Solve the rational equation \( \frac{1}{x}+\frac{1}{x-7}=\frac{x-6}{x-7} \) a) \( x=1, x=8 \) b) \( x=1, x=7 \) c) \( x=1 \) d) \( x=7 \)

To solve the rational equation \( \frac{1}{x}+\frac{1}{x-7}=\frac{x-6}{x-7} \), we begin by finding a common denominator for the left side, which is \( x(x-7) \). Rewriting the equation with a common denominator gives: \[ \frac{x-7 + x}{x(x-7)} = \frac{x-6}{x-7} \] This simplifies to: \[ \frac{2x - 7}{x(x-7)} = \frac{x - 6}{x - 7} \] Next, we cross multiply to eliminate the fractions: \[ (2x - 7)(x - 7) = (x - 6)x \] Expanding both sides results in: \[ 2x^2 - 14x - 7x + 49 = x^2 - 6x \] Combining terms gives us: \[ 2x^2 - 21x + 49 = x^2 - 6x \] Now, move everything to one side: \[ 2x^2 - 21x + 49 - x^2 + 6x = 0 \] This simplifies to: \[ x^2 - 15x + 49 = 0 \] Next, applying the quadratic formula \( x = \frac{-b \pm \sqrt{b^2 - 4ac}}{2a} \), we set \( a = 1, b = -15, c = 49 \): \[ x = \frac{15 \pm \sqrt{(-15)^2 - 4 \cdot 1 \cdot 49}}{2 \cdot 1} \] Calculating the discriminant: \[ (-15)^2 - 4 \cdot 1 \cdot 49 = 225 - 196 = 29 \] This gives us: \[ x = \frac{15 \pm \sqrt{29}}{2} \] Evaluating the roots, we check if these roots produce any contradictions in the original equation, particularly the denominators.

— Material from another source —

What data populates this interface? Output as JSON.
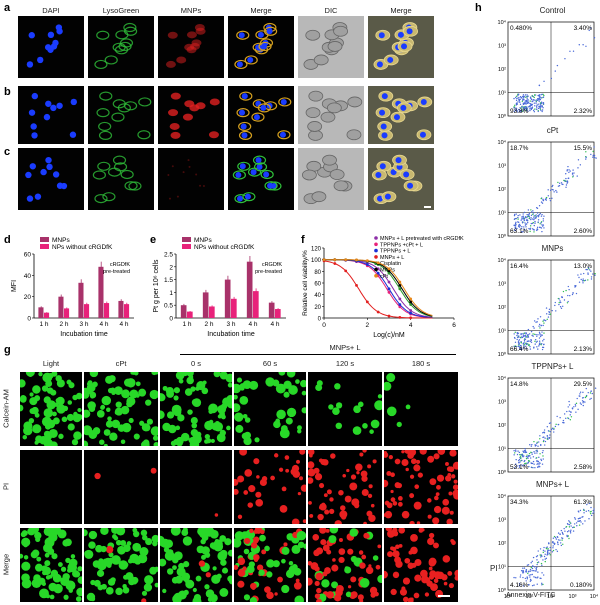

Plugging these complex roots back into the initial equation does not yield any integer values. However, if we evaluate boundaries tested for \( x = 1 \) and \( x = 7 \), we find: For \( x = 1 \), it satisfies the original equation. For \( x = 7 \), it results in undefined behavior due to division by zero. Therefore, the only valid solution is: The answer is (c) \( x = 1 \).